Trump es una incógnita en estado puro. Vehemente como un vendaval que, de momento, nadie es capaz de detener. Como el dardo fino y envenenado de su lenguaje, arrogante e incisivo, grandilocuente y mordaz. No tiene límite, no se los han puesto. Tanto en lo interno como en lo exterior, en lo legal como en lo moral, en lo social como en lo económico, en lo medioambiental como en defensa y seguridad, todo apunta a una política de repliegue táctico. Eso sí, partiendo de la premisa de que Donald Trump tiene siquiera un concepto de lo político. Ni realismo ni idealismo, ‘trumpismo’, sin que nadie en verdad aventure a saber qué es.
A priori, ese repliegue significará un candado al intervencionismo liberal que jalonó la época de Clinton, también el multilateralismo belicoso de Bush y su unilateralismo exacerbado cuando le interesó. Pero si algo es demoledor, es la voladura de la herencia de Obama. Topará el nuevo señor del mundo con el muro de la realidad y el de un Congreso que no lo recibe, ni siquiera entre los propios, con alfombra y cortesía. Hacer política deshaciendo lo hecho por otros, no es la mejor de las recetas. Ni tampoco la llave que abre la puerta a la confianza. Al contrario, el recelo, el rencor, la ira, el péndulo, la improvisación, no son buenas consejeras. Ni en política, ni en seguridad, ni en lo económico y social. Dimensiones todas de una seguridad interior, pero también multidimensional y cooperativa en lo exterior.

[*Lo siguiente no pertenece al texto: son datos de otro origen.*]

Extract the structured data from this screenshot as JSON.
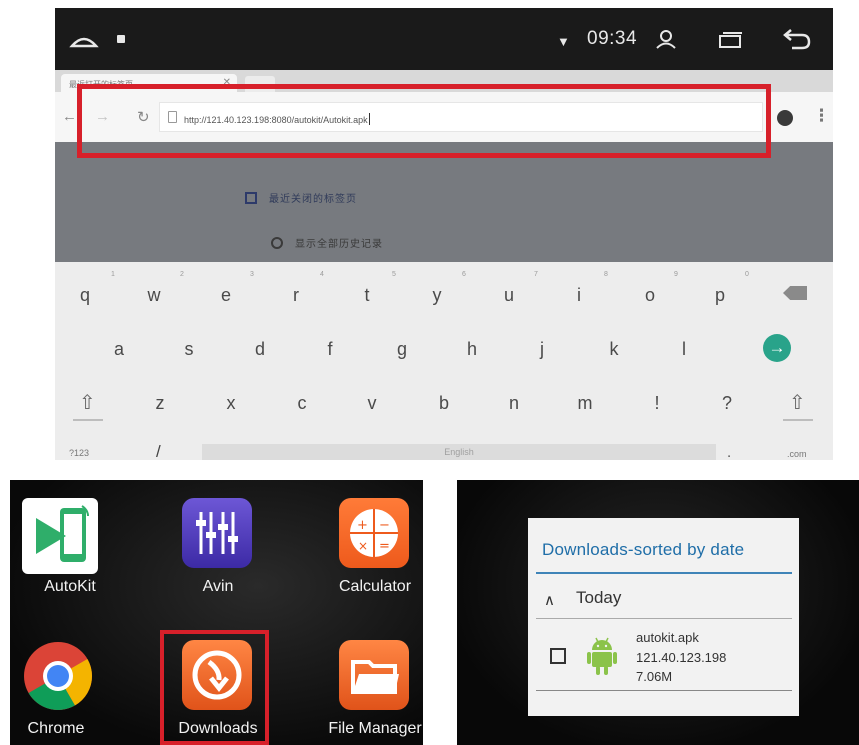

La incógnita Trump abre paso a una etapa de enorme volatilidad, pero también de enfrentamiento y antagonismo en el escenario internacional. Un tren que está dispuesto a continuar a toda máquina y sin intención de desviarse, venga quien venga, y a detenerse solo cuando se le antoje, no es el mejor de los amigos. El tirano que todos llevamos dentro está despierto en la concepción particularísima y única de Trump. Su desprecio por muchas cosas, demasiadas, por ciertas prácticas, pero sobre todo, por el continuismo de ciertas líneas que no deben de bascular súbitamente en política y en la confianza con los aliados de siempre, hace que estas corran un grave riesgo de erosión, incluso de fractura.

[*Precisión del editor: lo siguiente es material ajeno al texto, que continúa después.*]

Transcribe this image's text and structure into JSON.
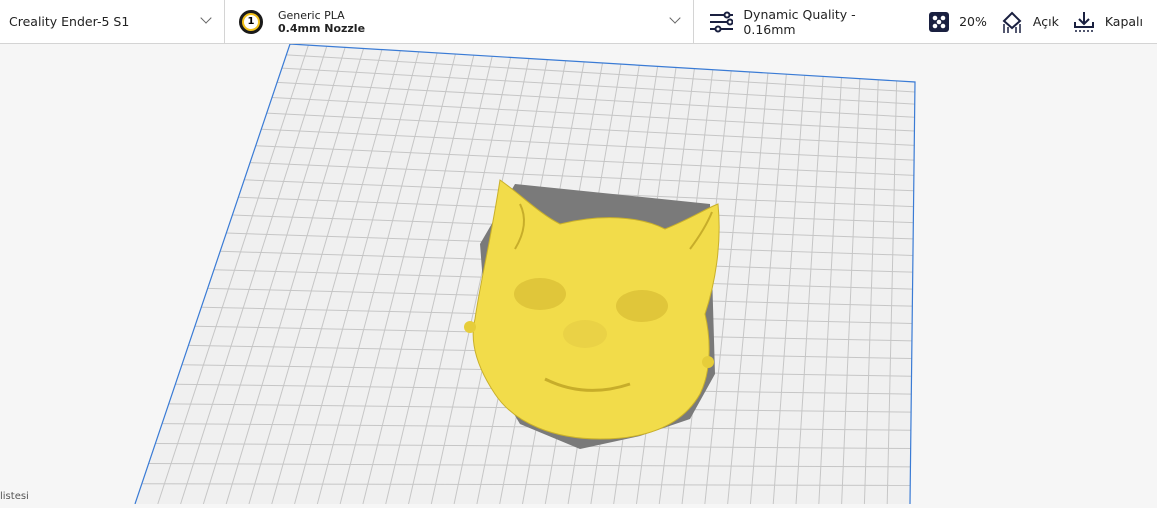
{
  "printer": {
    "name": "Creality Ender-5 S1"
  },
  "material": {
    "extruder_number": "1",
    "name": "Generic PLA",
    "nozzle": "0.4mm Nozzle"
  },
  "print_settings": {
    "profile": "Dynamic Quality - 0.16mm",
    "infill": "20%",
    "support": "Açık",
    "adhesion": "Kapalı"
  },
  "object_list": {
    "label": "listesi"
  },
  "colors": {
    "model": "#f2dc4a",
    "plate_edge": "#3a7bd5",
    "grid": "#c8c8c8"
  }
}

Donald Trump es, se quiera o no, uno de los legados de Obama. El hartazgo de la ciudadanía, cansada de viejos prebostes, oligarquías y formas, y el populismo, esa sutil demagogia que atenaza mentes y criterios y los envuelve en una ebúrnea retahíla de simplismo y vacuidad, también han prendido en la sociedad norteamericana. El peligro surge cuando no hay un proyecto ni una claridad de acción y continuación, como se vislumbra, aparentemente, en estos primeros momentos.

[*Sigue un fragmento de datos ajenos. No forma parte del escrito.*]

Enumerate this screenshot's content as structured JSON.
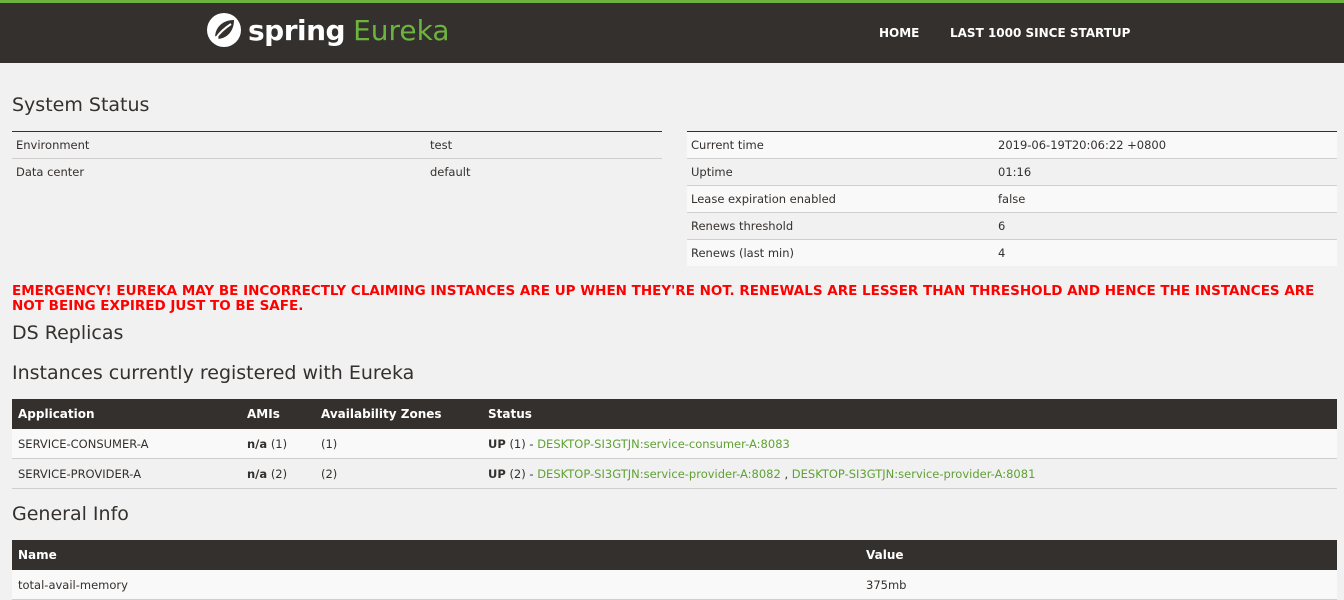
{
  "header": {
    "logo_spring": "spring",
    "logo_eureka": "Eureka",
    "nav": [
      {
        "label": "HOME"
      },
      {
        "label": "LAST 1000 SINCE STARTUP"
      }
    ]
  },
  "system_status": {
    "title": "System Status",
    "left": [
      {
        "key": "Environment",
        "value": "test"
      },
      {
        "key": "Data center",
        "value": "default"
      }
    ],
    "right": [
      {
        "key": "Current time",
        "value": "2019-06-19T20:06:22 +0800"
      },
      {
        "key": "Uptime",
        "value": "01:16"
      },
      {
        "key": "Lease expiration enabled",
        "value": "false"
      },
      {
        "key": "Renews threshold",
        "value": "6"
      },
      {
        "key": "Renews (last min)",
        "value": "4"
      }
    ]
  },
  "emergency": "EMERGENCY! EUREKA MAY BE INCORRECTLY CLAIMING INSTANCES ARE UP WHEN THEY'RE NOT. RENEWALS ARE LESSER THAN THRESHOLD AND HENCE THE INSTANCES ARE NOT BEING EXPIRED JUST TO BE SAFE.",
  "ds_replicas": {
    "title": "DS Replicas"
  },
  "instances": {
    "title": "Instances currently registered with Eureka",
    "headers": [
      "Application",
      "AMIs",
      "Availability Zones",
      "Status"
    ],
    "rows": [
      {
        "application": "SERVICE-CONSUMER-A",
        "ami": "n/a",
        "ami_count": "(1)",
        "zones": "(1)",
        "status": "UP",
        "status_count": "(1) - ",
        "links": [
          "DESKTOP-SI3GTJN:service-consumer-A:8083"
        ],
        "sep": ""
      },
      {
        "application": "SERVICE-PROVIDER-A",
        "ami": "n/a",
        "ami_count": "(2)",
        "zones": "(2)",
        "status": "UP",
        "status_count": "(2) - ",
        "links": [
          "DESKTOP-SI3GTJN:service-provider-A:8082",
          "DESKTOP-SI3GTJN:service-provider-A:8081"
        ],
        "sep": " , "
      }
    ]
  },
  "general_info": {
    "title": "General Info",
    "headers": [
      "Name",
      "Value"
    ],
    "rows": [
      {
        "name": "total-avail-memory",
        "value": "375mb"
      }
    ]
  },
  "colors": {
    "brand_green": "#6db33f",
    "header_bg": "#34302d",
    "emergency": "#ff0000",
    "link": "#5fa134"
  }
}
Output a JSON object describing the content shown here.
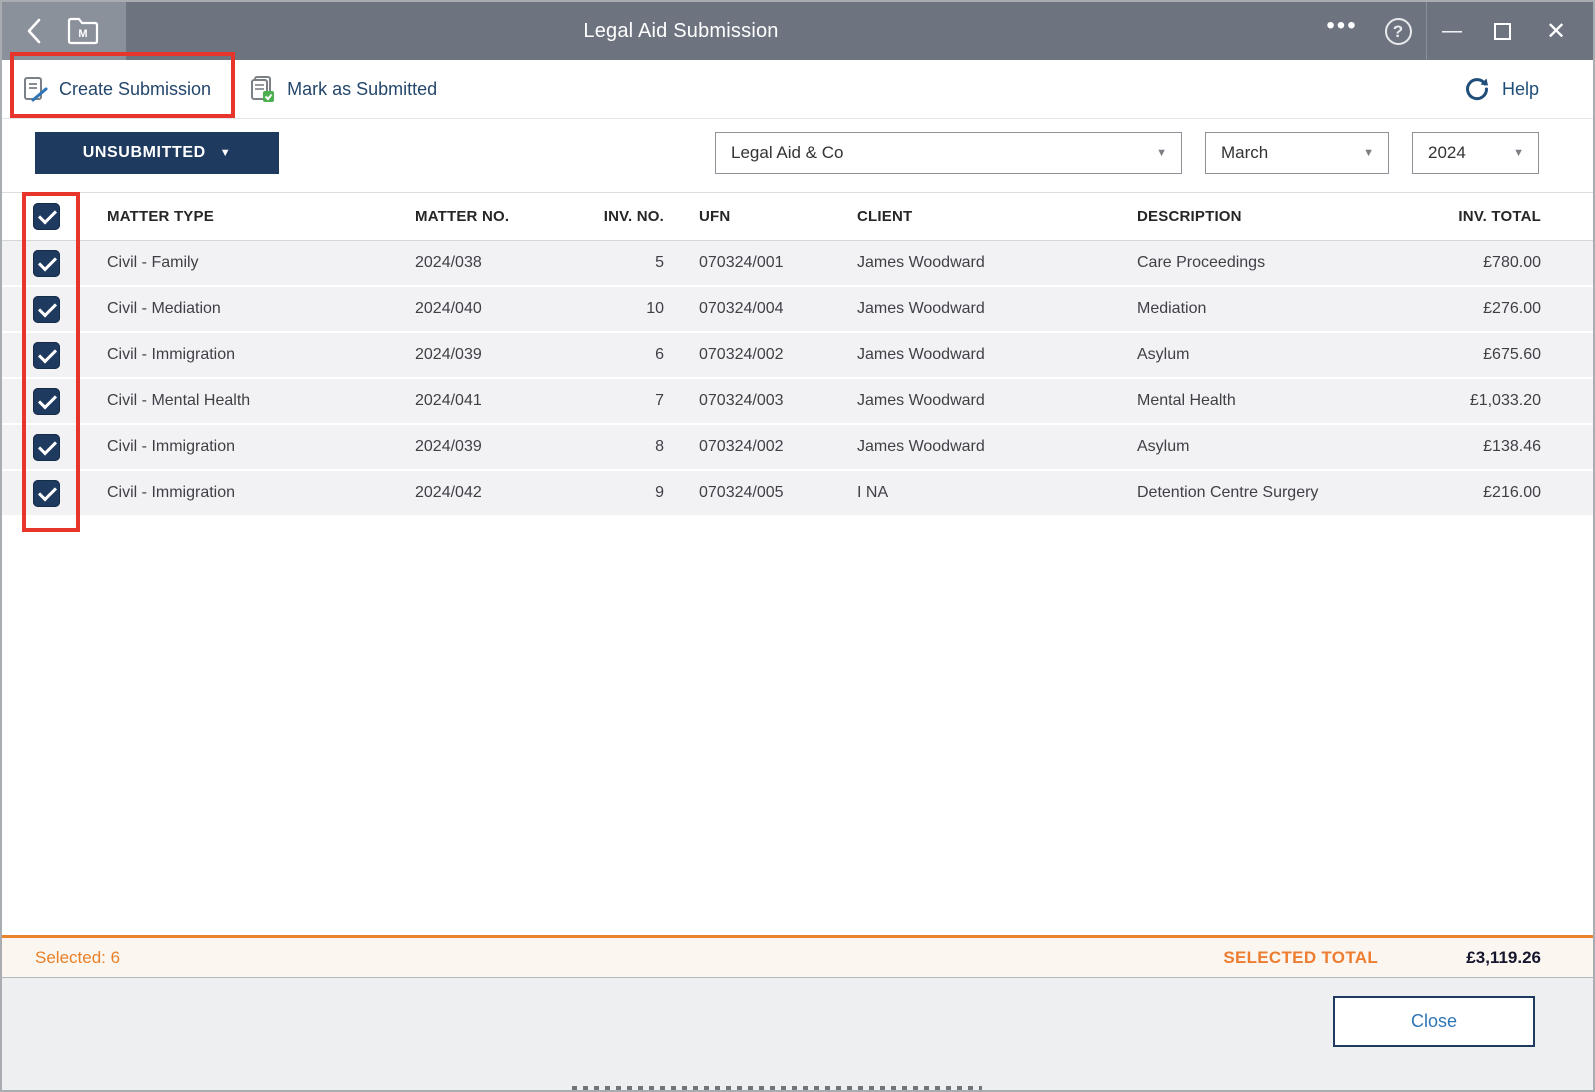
{
  "window": {
    "title": "Legal Aid Submission"
  },
  "icons": {
    "back": "back-chevron",
    "folder_label": "M",
    "more": "•••",
    "help_circle": "?",
    "minimize": "—",
    "maximize": "maximize-box",
    "close": "✕",
    "dropdown_arrow": "▼"
  },
  "toolbar": {
    "create_submission": "Create Submission",
    "mark_as_submitted": "Mark as Submitted",
    "help_label": "Help"
  },
  "filters": {
    "status": "UNSUBMITTED",
    "provider": "Legal Aid & Co",
    "month": "March",
    "year": "2024"
  },
  "table": {
    "header_checked": true,
    "columns": [
      "MATTER TYPE",
      "MATTER NO.",
      "INV. NO.",
      "UFN",
      "CLIENT",
      "DESCRIPTION",
      "INV. TOTAL"
    ],
    "rows": [
      {
        "checked": true,
        "matter_type": "Civil - Family",
        "matter_no": "2024/038",
        "inv_no": "5",
        "ufn": "070324/001",
        "client": "James Woodward",
        "description": "Care Proceedings",
        "inv_total": "£780.00"
      },
      {
        "checked": true,
        "matter_type": "Civil - Mediation",
        "matter_no": "2024/040",
        "inv_no": "10",
        "ufn": "070324/004",
        "client": "James Woodward",
        "description": "Mediation",
        "inv_total": "£276.00"
      },
      {
        "checked": true,
        "matter_type": "Civil - Immigration",
        "matter_no": "2024/039",
        "inv_no": "6",
        "ufn": "070324/002",
        "client": "James Woodward",
        "description": "Asylum",
        "inv_total": "£675.60"
      },
      {
        "checked": true,
        "matter_type": "Civil - Mental Health",
        "matter_no": "2024/041",
        "inv_no": "7",
        "ufn": "070324/003",
        "client": "James Woodward",
        "description": "Mental Health",
        "inv_total": "£1,033.20"
      },
      {
        "checked": true,
        "matter_type": "Civil - Immigration",
        "matter_no": "2024/039",
        "inv_no": "8",
        "ufn": "070324/002",
        "client": "James Woodward",
        "description": "Asylum",
        "inv_total": "£138.46"
      },
      {
        "checked": true,
        "matter_type": "Civil - Immigration",
        "matter_no": "2024/042",
        "inv_no": "9",
        "ufn": "070324/005",
        "client": "I NA",
        "description": "Detention Centre Surgery",
        "inv_total": "£216.00"
      }
    ]
  },
  "summary": {
    "selected_label": "Selected: 6",
    "total_label": "SELECTED TOTAL",
    "total_value": "£3,119.26"
  },
  "footer": {
    "close_label": "Close"
  },
  "colors": {
    "titlebar": "#6d7480",
    "titlebar_left": "#8b919b",
    "accent_navy": "#1e3a5f",
    "accent_orange": "#e87f27",
    "annotation_red": "#e8352b",
    "link_blue": "#1f4e79",
    "row_bg": "#f2f2f5",
    "summary_bg": "#fbf7f0",
    "footer_bg": "#edeff1"
  }
}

El choque de trenes diplomático y en política exterior está brindado. En América Latina, su sempiterno patio trasero según Monroe, donde incluso amenaza con el tratado de libre comercio con México y Canadá; el absurdo desencuentro con la Unión Europea; la escalada retórica con China a propósito de Taiwán y la decidida apuesta por no hacer nada en el avispero de Oriente Medio, salvo ser pasivo observador mientras la industria militar surte a los países de la península arábiga, a Egipto y a Israel, amén de apostar por los hechos consumados.
En lo económico, el intervencionismo proteccionista no puede ser más acendrado, pero también más equívoco. Nada hay más cobarde que un millón de dólares, y las grandes empresas del sector automotor han desistido de sus inversiones en sus paraísos de deslocalización, por ahora en México, pero luego vendrán los demás. Este es un repliegue económico con miopía y holgura de populismo, pues producirán en suelo norteamericano, pero a costes mayores, y veremos si los subvenciona el gobierno federal o estatal. La amenaza y el chantaje surten efecto de momento.
Socialmente, Estados Unidos sigue fracturado por el tema de las minorías, pero también por el fenómeno migratorio que no pudo encarrilar, salvo con más de dos millones de deportaciones de su antecesor, y que Trump amenaza con incendiar. Dinamitar la reforma sanitaria, aunque débil en su implantación, saciará el apetito privado de no pocas empresas del sector y las farmacéuticas, pero será un debe muy grande en millones de norteamericanos que buscará ese desagravio. En un país con una tasa de desempleo del 4,7 %, el populismo y la demagogia no le harán crecer así como así. Por mucho que busque o compre mercados, imponga sus productos y empresas en el extranjero. El mundo cambia. Y el gigante chino no está dispuesto a callar o quedarse inerme. Europa debería reaccionar. Pero algo es claro, empieza el espectáculo que conducirá a un repliegue efectivo o a una presidencia de demagogia y desastre.